Transferring the board's powers to non-elected officials is stupid -- it would eliminate direct accountability to the voters.

As for the webcasting of meetings, that is already done by audio -- it is now proposed that video webcasting be added. IMO video is not going to make much difference in most cases.

Board members, who aren't paid, object to most legislative meddling.

"As crazy as the Texas Board of Education is, there are just as many crazies, percentage-wise, in the state Legislature," said board member Pat Hardy.

Good point.

Demagogic Kansas Gov. Kathleen Sebelius got hell from the Kansas board of education chairman for trying a similar power grab. [1] She scapegoated the state board of education for the state's economic problems and compared the board to Fred Phelps' "god hates fags" hate group.

Another member, Cynthia Dunbar, said the board's fierce debates should be seen as a sign that all views are well represented.

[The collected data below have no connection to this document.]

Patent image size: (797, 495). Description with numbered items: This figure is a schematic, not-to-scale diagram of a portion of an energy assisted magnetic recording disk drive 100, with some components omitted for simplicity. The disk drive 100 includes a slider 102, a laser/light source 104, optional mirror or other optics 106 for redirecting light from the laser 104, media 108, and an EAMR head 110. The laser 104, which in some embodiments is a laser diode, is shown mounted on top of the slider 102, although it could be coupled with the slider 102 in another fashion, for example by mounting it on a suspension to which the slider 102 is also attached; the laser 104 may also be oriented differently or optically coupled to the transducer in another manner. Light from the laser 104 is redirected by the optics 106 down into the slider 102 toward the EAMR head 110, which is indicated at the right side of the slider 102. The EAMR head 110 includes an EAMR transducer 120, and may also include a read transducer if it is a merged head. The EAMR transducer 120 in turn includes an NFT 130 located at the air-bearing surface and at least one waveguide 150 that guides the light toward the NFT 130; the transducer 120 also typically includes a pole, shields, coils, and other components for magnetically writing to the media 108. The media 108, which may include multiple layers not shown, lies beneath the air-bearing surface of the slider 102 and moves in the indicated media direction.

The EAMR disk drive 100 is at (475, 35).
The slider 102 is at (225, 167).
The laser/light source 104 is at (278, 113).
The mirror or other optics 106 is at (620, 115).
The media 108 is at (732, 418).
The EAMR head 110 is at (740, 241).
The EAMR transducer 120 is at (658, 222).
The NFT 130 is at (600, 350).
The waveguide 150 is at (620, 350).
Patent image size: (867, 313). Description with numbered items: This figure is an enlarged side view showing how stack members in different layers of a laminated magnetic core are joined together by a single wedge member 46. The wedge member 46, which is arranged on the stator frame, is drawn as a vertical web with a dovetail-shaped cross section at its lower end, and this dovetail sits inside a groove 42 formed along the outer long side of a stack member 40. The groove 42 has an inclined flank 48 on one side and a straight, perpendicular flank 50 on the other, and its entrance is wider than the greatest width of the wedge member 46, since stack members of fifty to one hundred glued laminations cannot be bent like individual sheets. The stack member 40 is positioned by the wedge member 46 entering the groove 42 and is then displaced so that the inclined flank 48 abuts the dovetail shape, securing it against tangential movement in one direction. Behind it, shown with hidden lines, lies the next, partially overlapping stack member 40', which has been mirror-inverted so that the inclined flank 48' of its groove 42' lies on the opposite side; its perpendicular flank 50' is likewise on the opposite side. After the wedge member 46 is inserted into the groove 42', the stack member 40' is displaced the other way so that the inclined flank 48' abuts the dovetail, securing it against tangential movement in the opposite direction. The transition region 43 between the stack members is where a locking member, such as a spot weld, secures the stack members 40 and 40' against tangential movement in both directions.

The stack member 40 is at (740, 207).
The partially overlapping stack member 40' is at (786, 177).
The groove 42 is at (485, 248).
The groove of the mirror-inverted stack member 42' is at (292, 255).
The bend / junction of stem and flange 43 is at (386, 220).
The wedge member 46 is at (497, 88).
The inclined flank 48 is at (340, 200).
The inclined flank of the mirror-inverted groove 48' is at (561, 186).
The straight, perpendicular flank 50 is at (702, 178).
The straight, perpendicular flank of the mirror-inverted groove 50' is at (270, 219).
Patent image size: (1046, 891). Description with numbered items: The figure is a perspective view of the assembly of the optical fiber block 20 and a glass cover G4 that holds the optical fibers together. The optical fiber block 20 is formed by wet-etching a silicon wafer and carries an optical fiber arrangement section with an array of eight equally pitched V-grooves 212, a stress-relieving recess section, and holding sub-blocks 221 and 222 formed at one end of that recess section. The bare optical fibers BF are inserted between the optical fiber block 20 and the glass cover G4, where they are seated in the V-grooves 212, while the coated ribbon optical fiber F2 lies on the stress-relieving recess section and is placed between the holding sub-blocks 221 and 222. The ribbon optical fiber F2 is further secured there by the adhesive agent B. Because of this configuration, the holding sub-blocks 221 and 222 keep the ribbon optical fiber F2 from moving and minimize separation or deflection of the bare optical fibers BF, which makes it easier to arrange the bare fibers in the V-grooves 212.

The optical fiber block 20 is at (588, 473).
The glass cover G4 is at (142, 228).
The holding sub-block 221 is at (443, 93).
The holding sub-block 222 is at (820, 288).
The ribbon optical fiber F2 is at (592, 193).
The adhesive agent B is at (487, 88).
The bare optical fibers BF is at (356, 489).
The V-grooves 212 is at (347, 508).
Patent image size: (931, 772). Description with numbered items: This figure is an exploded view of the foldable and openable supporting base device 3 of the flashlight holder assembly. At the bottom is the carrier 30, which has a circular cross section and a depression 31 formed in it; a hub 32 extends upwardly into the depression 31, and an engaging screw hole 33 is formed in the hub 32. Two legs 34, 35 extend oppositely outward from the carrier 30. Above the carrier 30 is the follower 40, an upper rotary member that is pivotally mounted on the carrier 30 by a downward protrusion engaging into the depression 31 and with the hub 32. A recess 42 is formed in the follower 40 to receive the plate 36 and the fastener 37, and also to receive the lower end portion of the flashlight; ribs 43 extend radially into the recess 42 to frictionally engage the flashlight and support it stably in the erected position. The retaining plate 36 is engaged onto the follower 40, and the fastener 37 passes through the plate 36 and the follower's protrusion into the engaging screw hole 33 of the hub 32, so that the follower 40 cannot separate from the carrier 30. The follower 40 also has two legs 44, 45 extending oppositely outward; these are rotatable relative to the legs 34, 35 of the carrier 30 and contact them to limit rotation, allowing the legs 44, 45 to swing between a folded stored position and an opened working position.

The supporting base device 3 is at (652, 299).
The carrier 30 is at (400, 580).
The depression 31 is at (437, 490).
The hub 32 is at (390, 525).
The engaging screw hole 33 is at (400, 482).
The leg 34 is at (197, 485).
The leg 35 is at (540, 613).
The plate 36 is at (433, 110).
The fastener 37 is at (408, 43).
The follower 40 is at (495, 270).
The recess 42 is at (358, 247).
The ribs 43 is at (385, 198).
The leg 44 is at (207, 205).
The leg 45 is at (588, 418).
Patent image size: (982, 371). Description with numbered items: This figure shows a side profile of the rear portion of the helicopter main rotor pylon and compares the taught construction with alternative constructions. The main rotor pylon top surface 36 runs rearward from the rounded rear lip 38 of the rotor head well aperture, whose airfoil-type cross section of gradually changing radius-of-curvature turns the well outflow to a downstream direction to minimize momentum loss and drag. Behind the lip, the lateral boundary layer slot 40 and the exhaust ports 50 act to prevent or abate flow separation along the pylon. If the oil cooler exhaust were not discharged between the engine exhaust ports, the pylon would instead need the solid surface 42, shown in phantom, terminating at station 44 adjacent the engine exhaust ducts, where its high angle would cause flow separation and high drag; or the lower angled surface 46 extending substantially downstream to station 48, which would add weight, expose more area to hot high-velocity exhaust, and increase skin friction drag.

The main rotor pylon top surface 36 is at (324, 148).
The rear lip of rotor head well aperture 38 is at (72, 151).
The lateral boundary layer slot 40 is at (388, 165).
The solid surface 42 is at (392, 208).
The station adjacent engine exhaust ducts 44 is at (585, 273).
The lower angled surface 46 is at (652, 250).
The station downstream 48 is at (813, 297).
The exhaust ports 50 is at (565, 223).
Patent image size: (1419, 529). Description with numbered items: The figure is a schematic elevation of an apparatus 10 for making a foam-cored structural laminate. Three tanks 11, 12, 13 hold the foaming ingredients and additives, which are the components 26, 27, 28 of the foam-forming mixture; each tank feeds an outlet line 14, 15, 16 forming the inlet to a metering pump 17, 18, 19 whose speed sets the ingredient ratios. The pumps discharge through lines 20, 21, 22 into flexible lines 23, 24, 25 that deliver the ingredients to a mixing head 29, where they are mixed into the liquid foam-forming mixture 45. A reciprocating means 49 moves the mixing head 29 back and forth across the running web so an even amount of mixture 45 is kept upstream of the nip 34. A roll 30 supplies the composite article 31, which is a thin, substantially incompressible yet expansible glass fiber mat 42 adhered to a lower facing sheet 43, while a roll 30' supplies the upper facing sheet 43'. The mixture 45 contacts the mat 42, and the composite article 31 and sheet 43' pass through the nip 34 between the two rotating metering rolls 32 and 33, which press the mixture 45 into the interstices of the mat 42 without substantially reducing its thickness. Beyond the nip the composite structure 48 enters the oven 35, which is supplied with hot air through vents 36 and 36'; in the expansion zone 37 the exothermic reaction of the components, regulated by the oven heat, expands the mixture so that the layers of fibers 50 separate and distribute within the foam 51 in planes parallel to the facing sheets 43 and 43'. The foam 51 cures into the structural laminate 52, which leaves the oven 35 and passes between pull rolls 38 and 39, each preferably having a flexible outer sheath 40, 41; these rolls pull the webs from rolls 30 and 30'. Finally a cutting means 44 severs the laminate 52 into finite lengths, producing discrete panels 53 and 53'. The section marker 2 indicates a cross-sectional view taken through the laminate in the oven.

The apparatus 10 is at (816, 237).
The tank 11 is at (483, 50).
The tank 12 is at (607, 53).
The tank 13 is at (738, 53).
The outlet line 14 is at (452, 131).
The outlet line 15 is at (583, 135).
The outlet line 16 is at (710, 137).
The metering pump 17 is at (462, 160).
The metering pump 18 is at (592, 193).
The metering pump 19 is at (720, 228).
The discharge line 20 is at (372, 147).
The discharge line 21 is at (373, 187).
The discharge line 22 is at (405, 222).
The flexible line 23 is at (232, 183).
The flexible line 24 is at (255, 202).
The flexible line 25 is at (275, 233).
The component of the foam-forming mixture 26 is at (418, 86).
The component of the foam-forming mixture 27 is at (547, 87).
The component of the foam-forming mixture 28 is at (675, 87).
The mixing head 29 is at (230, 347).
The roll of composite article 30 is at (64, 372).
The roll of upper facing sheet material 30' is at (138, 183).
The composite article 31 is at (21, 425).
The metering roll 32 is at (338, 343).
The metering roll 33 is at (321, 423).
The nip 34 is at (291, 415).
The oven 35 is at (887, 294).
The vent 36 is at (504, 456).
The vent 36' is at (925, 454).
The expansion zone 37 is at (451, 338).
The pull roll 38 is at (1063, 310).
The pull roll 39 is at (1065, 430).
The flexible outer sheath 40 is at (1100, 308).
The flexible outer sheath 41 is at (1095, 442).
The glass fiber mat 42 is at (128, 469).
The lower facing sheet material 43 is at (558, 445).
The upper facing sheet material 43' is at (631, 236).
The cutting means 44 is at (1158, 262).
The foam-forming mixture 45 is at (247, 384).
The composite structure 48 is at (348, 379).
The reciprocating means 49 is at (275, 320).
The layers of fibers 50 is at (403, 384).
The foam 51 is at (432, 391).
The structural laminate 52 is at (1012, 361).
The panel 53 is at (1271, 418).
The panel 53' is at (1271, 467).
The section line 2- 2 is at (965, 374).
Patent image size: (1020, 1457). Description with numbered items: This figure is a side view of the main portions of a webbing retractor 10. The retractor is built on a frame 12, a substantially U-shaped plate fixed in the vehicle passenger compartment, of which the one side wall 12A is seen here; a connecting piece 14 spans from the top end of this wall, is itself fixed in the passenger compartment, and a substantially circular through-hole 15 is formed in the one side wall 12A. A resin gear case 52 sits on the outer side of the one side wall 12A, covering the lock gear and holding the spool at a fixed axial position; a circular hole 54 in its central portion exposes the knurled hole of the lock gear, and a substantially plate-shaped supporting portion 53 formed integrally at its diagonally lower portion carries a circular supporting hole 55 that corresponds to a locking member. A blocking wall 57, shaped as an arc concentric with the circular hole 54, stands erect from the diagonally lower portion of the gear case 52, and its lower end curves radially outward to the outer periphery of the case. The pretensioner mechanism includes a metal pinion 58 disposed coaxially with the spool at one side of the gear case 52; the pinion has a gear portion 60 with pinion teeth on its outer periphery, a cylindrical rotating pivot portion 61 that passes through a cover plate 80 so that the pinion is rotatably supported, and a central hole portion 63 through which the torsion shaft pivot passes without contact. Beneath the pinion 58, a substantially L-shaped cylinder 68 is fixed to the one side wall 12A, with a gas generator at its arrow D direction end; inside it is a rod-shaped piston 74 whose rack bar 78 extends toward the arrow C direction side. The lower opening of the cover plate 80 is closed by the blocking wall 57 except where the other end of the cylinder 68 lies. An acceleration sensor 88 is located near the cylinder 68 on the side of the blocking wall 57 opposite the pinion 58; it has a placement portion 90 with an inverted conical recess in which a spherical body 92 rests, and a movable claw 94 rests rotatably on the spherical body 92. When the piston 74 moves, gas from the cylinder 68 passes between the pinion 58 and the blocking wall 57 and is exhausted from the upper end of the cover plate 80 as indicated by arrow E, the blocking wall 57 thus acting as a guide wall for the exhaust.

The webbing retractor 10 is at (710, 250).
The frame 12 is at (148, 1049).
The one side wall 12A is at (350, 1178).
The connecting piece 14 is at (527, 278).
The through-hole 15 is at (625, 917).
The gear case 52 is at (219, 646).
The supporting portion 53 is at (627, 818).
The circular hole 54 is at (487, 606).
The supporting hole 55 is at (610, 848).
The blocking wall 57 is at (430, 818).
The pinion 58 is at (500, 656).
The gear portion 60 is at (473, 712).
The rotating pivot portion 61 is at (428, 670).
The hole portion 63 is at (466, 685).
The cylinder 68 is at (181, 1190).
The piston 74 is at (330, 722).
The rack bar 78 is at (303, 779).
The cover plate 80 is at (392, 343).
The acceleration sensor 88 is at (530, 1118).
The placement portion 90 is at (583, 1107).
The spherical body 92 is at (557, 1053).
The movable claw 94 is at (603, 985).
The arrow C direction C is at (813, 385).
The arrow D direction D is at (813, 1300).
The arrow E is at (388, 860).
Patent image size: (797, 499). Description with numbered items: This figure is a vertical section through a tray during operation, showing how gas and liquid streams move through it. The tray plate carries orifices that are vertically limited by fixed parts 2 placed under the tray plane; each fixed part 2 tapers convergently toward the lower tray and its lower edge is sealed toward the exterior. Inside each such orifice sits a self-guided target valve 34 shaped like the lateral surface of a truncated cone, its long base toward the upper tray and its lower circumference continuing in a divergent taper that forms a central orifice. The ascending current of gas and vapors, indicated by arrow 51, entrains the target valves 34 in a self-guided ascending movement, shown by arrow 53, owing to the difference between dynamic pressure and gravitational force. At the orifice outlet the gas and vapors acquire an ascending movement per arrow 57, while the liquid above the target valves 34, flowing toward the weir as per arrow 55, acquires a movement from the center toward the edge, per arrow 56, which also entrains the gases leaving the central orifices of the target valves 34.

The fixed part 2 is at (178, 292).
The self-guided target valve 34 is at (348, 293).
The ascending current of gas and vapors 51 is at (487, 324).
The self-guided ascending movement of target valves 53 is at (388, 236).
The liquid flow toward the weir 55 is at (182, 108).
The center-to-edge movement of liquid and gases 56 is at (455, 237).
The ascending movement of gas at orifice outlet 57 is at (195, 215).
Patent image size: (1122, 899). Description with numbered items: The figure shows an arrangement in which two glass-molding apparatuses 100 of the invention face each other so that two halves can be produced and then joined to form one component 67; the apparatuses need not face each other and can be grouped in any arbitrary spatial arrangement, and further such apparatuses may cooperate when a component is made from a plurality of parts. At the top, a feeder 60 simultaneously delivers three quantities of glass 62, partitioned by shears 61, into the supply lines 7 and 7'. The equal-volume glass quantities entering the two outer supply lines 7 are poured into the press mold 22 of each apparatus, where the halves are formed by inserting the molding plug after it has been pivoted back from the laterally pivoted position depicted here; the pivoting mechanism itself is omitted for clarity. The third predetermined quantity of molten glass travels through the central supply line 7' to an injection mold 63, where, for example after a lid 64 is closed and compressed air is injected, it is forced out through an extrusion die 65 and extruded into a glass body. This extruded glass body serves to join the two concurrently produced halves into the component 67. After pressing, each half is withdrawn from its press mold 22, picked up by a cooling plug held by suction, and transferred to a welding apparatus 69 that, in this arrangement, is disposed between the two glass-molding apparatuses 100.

While the Legislature debates the board's future, candidates on the left and right are gearing up for 2010, when eight seats will be on the ballot. Results of that election could affect how the new science standards are interpreted -- and which biology texts the board approves in 2011. Texas is one of about 20 states that require local districts to buy only textbooks approved by the state board.

Local Texas school districts can use Texas-unapproved textbooks if the districts pay the full cost. A biology textbook that costs, say, $100 and is used for five years costs an average of only about $20 per year per student.

Over the years, the Texas board has been aggressive about editing submitted textbooks before granting approval. Publishers have been asked to delete -- among other things -- favorable references to Islam, discussions of global warming, and illustrations of breast and testicular self-exams, according to the Texas Freedom Network, a nonprofit that calls itself a counterweight to the religious right. . . . .

. . . .Kenneth R. Miller, co-author of several popular biology textbooks, said he inserted a header about the "strengths and weaknesses of evolutionary theory" before bringing his latest book before the board several years ago.

But Mr. Miller, a professor at Brown University, said the text below the header was unchanged from previous editions. It explored "unsolved puzzles of evolution," such as why sexual reproduction is ubiquitous or how the first life arose. None of the questions, he said, cast doubt on the basic premise of evolution.

I left comments here and here on the blog of the Texas Freedom Network.